What makes him special.  Peterson is an engaging speaker, quick on his feet, and, like Paglia, has a tremendous breadth of knowledge.  His experience as a clinical psychologist sets him apart as he has experienced the real world and is no mere academic.  He has been unafraid to take on the citadels of government and academia.

Quotes:
“It’s in responsibility that most people find the meaning that sustains them through life.  It’s not in happiness.  It’s not in impulsive pleasure.”

“I don’t tell people, ‘You’re okay the way you are.’  The right story is, ‘You’re way less than you could be.’

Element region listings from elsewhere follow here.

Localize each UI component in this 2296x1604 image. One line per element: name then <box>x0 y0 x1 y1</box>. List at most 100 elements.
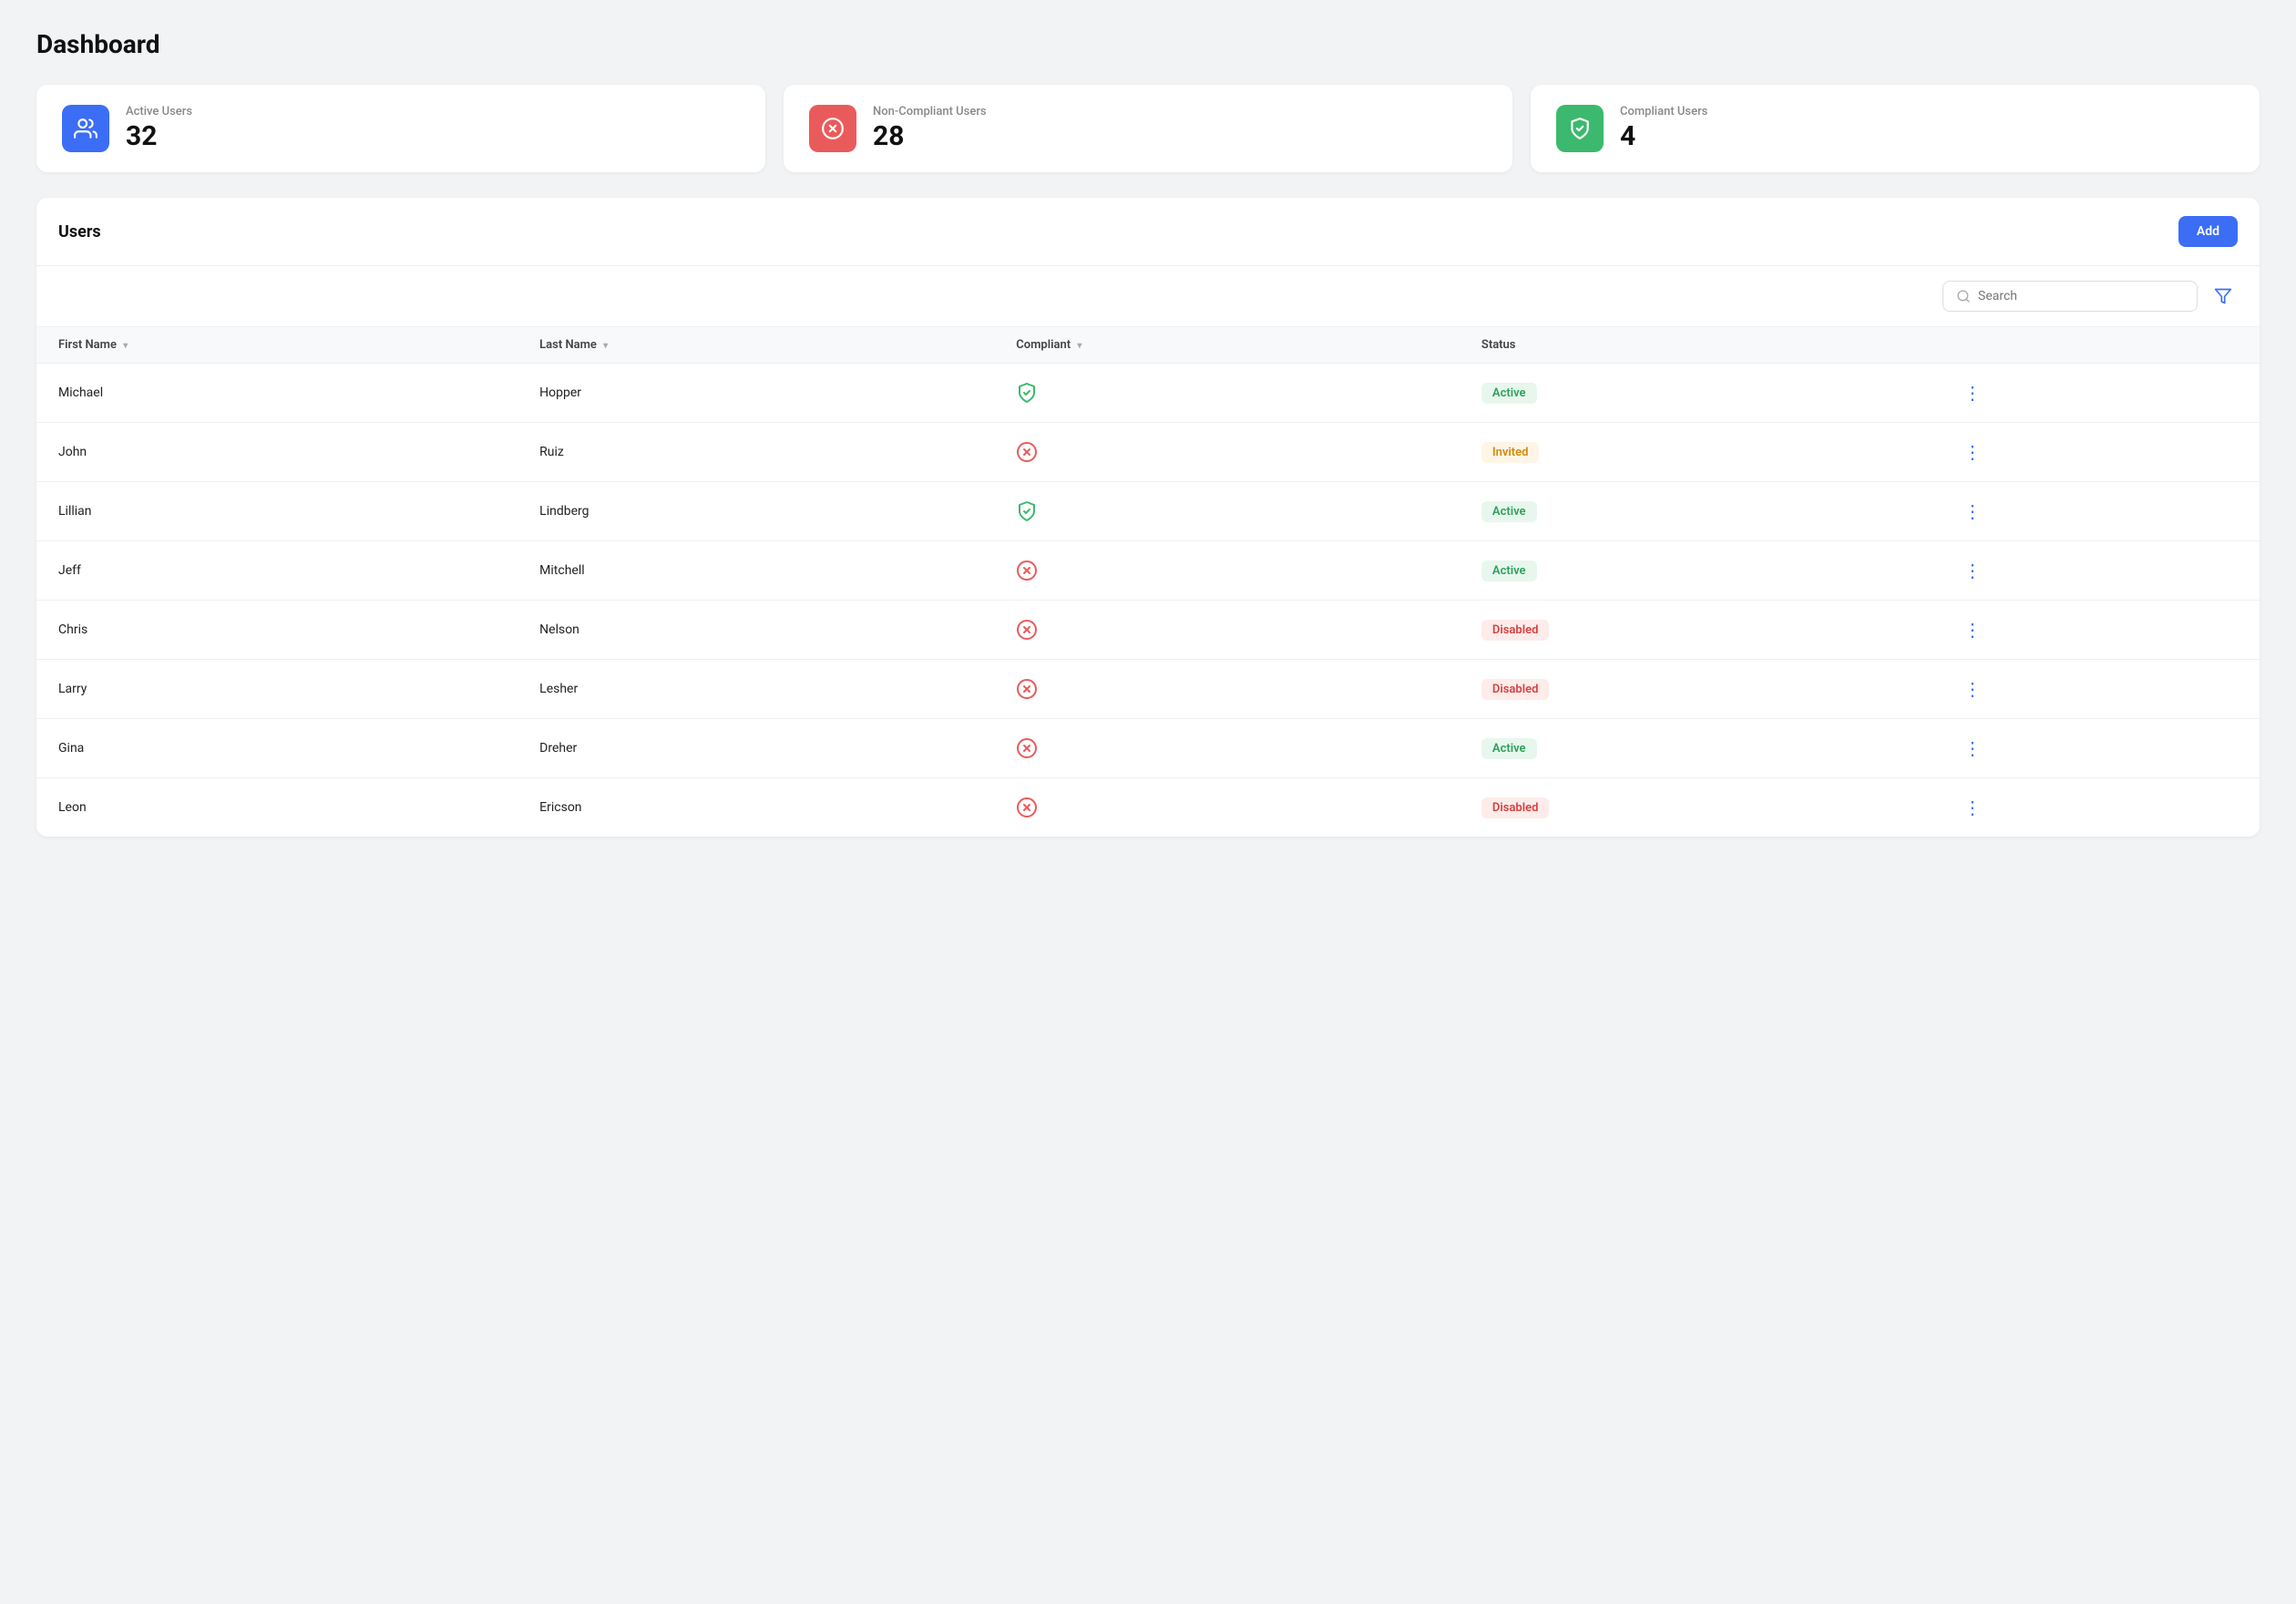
cell-status: Active <box>1460 541 1934 601</box>
cell-actions: ⋮ <box>1934 423 2260 482</box>
table-header-row: First Name ▾ Last Name ▾ Compliant ▾ Sta… <box>36 327 2260 364</box>
sort-icon-first-name: ▾ <box>123 341 128 351</box>
compliant-icon-container <box>1556 105 1604 152</box>
cell-first-name: Michael <box>36 364 518 423</box>
table-row: Leon Ericson Disabled ⋮ <box>36 778 2260 838</box>
col-header-compliant[interactable]: Compliant ▾ <box>994 327 1460 364</box>
search-input[interactable] <box>1978 289 2184 303</box>
row-menu-button[interactable]: ⋮ <box>1956 674 1989 704</box>
cell-compliant <box>994 423 1460 482</box>
compliant-no-icon <box>1016 560 1438 581</box>
filter-icon <box>2214 287 2232 305</box>
cell-last-name: Mitchell <box>518 541 994 601</box>
cell-status: Active <box>1460 364 1934 423</box>
cell-compliant <box>994 719 1460 778</box>
row-menu-button[interactable]: ⋮ <box>1956 556 1989 585</box>
cell-last-name: Lindberg <box>518 482 994 541</box>
cell-actions: ⋮ <box>1934 660 2260 719</box>
table-row: Jeff Mitchell Active ⋮ <box>36 541 2260 601</box>
cell-status: Disabled <box>1460 601 1934 660</box>
cell-actions: ⋮ <box>1934 778 2260 838</box>
compliant-value: 4 <box>1620 120 1707 152</box>
non-compliant-info: Non-Compliant Users 28 <box>873 105 987 152</box>
stat-card-compliant: Compliant Users 4 <box>1531 85 2260 172</box>
table-row: John Ruiz Invited ⋮ <box>36 423 2260 482</box>
non-compliant-value: 28 <box>873 120 987 152</box>
stat-card-active-users: Active Users 32 <box>36 85 765 172</box>
cell-status: Invited <box>1460 423 1934 482</box>
stat-card-non-compliant: Non-Compliant Users 28 <box>784 85 1512 172</box>
users-section-title: Users <box>58 222 101 242</box>
status-badge: Invited <box>1481 442 1540 463</box>
cell-compliant <box>994 541 1460 601</box>
row-menu-button[interactable]: ⋮ <box>1956 437 1989 467</box>
cell-actions: ⋮ <box>1934 601 2260 660</box>
row-menu-button[interactable]: ⋮ <box>1956 378 1989 407</box>
row-menu-button[interactable]: ⋮ <box>1956 734 1989 763</box>
cell-first-name: Leon <box>36 778 518 838</box>
col-header-first-name[interactable]: First Name ▾ <box>36 327 518 364</box>
status-badge: Active <box>1481 738 1537 759</box>
compliant-no-icon <box>1016 797 1438 818</box>
x-circle-icon <box>821 117 845 140</box>
table-row: Lillian Lindberg Active ⋮ <box>36 482 2260 541</box>
cell-compliant <box>994 778 1460 838</box>
active-users-icon-container <box>62 105 109 152</box>
cell-last-name: Nelson <box>518 601 994 660</box>
cell-last-name: Ericson <box>518 778 994 838</box>
cell-first-name: Lillian <box>36 482 518 541</box>
non-compliant-icon-container <box>809 105 856 152</box>
cell-first-name: John <box>36 423 518 482</box>
add-user-button[interactable]: Add <box>2178 216 2238 247</box>
table-row: Larry Lesher Disabled ⋮ <box>36 660 2260 719</box>
cell-status: Disabled <box>1460 778 1934 838</box>
shield-check-icon <box>1568 117 1592 140</box>
users-table: First Name ▾ Last Name ▾ Compliant ▾ Sta… <box>36 327 2260 837</box>
cell-actions: ⋮ <box>1934 364 2260 423</box>
users-icon <box>74 117 97 140</box>
cell-status: Active <box>1460 719 1934 778</box>
compliant-info: Compliant Users 4 <box>1620 105 1707 152</box>
non-compliant-label: Non-Compliant Users <box>873 105 987 118</box>
sort-icon-last-name: ▾ <box>603 341 608 351</box>
stats-row: Active Users 32 Non-Compliant Users 28 C… <box>36 85 2260 172</box>
compliant-no-icon <box>1016 678 1438 700</box>
row-menu-button[interactable]: ⋮ <box>1956 615 1989 644</box>
cell-first-name: Chris <box>36 601 518 660</box>
cell-compliant <box>994 482 1460 541</box>
col-header-last-name[interactable]: Last Name ▾ <box>518 327 994 364</box>
sort-icon-compliant: ▾ <box>1077 341 1081 351</box>
status-badge: Disabled <box>1481 620 1550 641</box>
cell-last-name: Hopper <box>518 364 994 423</box>
cell-first-name: Larry <box>36 660 518 719</box>
table-toolbar <box>36 266 2260 327</box>
compliant-yes-icon <box>1016 500 1438 522</box>
status-badge: Disabled <box>1481 679 1550 700</box>
cell-last-name: Dreher <box>518 719 994 778</box>
active-users-info: Active Users 32 <box>126 105 192 152</box>
status-badge: Disabled <box>1481 797 1550 818</box>
active-users-label: Active Users <box>126 105 192 118</box>
row-menu-button[interactable]: ⋮ <box>1956 497 1989 526</box>
cell-first-name: Gina <box>36 719 518 778</box>
cell-last-name: Lesher <box>518 660 994 719</box>
active-users-value: 32 <box>126 120 192 152</box>
search-icon <box>1956 289 1971 303</box>
cell-compliant <box>994 364 1460 423</box>
compliant-yes-icon <box>1016 382 1438 404</box>
col-header-status: Status <box>1460 327 1934 364</box>
col-header-actions <box>1934 327 2260 364</box>
table-row: Gina Dreher Active ⋮ <box>36 719 2260 778</box>
cell-compliant <box>994 601 1460 660</box>
filter-button[interactable] <box>2209 282 2238 311</box>
cell-compliant <box>994 660 1460 719</box>
cell-status: Disabled <box>1460 660 1934 719</box>
compliant-no-icon <box>1016 737 1438 759</box>
table-row: Chris Nelson Disabled ⋮ <box>36 601 2260 660</box>
cell-actions: ⋮ <box>1934 541 2260 601</box>
users-card: Users Add First Name ▾ La <box>36 198 2260 837</box>
users-card-header: Users Add <box>36 198 2260 266</box>
row-menu-button[interactable]: ⋮ <box>1956 793 1989 822</box>
compliant-label: Compliant Users <box>1620 105 1707 118</box>
status-badge: Active <box>1481 560 1537 581</box>
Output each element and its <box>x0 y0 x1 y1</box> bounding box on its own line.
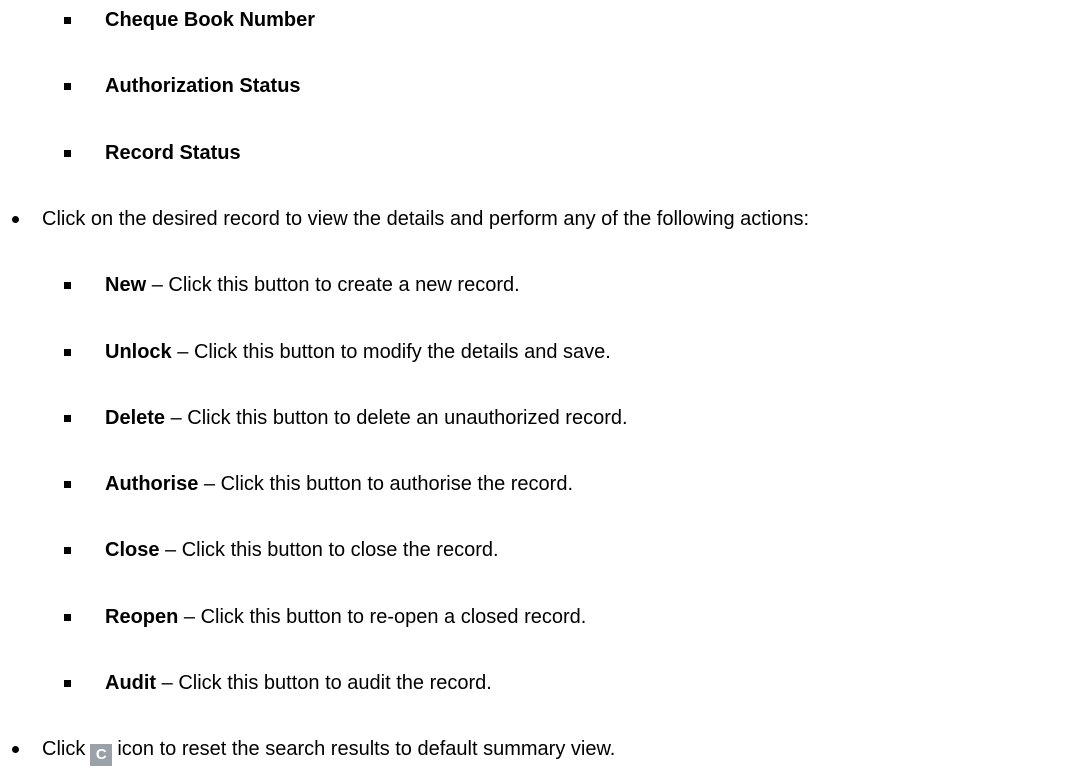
reset-instruction: Click Cicon to reset the search results t… <box>42 736 615 766</box>
action-name: Delete <box>105 407 166 429</box>
action-description: Click this button to re-open a closed re… <box>200 606 587 628</box>
action-name: New <box>105 274 147 296</box>
action-description: Click this button to authorise the recor… <box>220 473 573 495</box>
square-bullet-icon <box>64 547 71 554</box>
square-bullet-icon <box>64 481 71 488</box>
action-description: Click this button to audit the record. <box>178 672 492 694</box>
round-bullet-icon <box>12 746 19 753</box>
square-bullet-icon <box>64 282 71 289</box>
action-name: Unlock <box>105 341 172 363</box>
round-bullet-icon <box>12 216 19 223</box>
action-description: Click this button to close the record. <box>181 539 499 561</box>
square-bullet-icon <box>64 614 71 621</box>
square-bullet-icon <box>64 150 71 157</box>
action-name: Audit <box>105 672 157 694</box>
square-bullet-icon <box>64 415 71 422</box>
criteria-label: Record Status <box>105 142 241 164</box>
reset-icon[interactable]: C <box>90 744 113 766</box>
action-description: Click this button to delete an unauthori… <box>187 407 628 429</box>
square-bullet-icon <box>64 349 71 356</box>
action-description: Click this button to modify the details … <box>193 341 611 363</box>
action-name: Reopen <box>105 606 179 628</box>
criteria-label: Authorization Status <box>105 75 301 97</box>
action-name: Close <box>105 539 160 561</box>
action-description: Click this button to create a new record… <box>168 274 520 296</box>
square-bullet-icon <box>64 680 71 687</box>
action-name: Authorise <box>105 473 199 495</box>
criteria-label: Cheque Book Number <box>105 9 316 31</box>
record-instruction: Click on the desired record to view the … <box>42 208 810 230</box>
square-bullet-icon <box>64 83 71 90</box>
square-bullet-icon <box>64 17 71 24</box>
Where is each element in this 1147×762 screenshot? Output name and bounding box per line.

Deficiencies. Peterson sometimes engages with people that are not intellectual peers and/or have checkered reputations like Milo YIannopolis and Ben Shapiro.   Engagement with them does not enhance his reputation.  He also said that Supreme Court Justice Kavanaugh should have resigned as soon as he was confirmed, which would have been an awful mistake.  So Peterson is not immune from occasional lapses in judgment.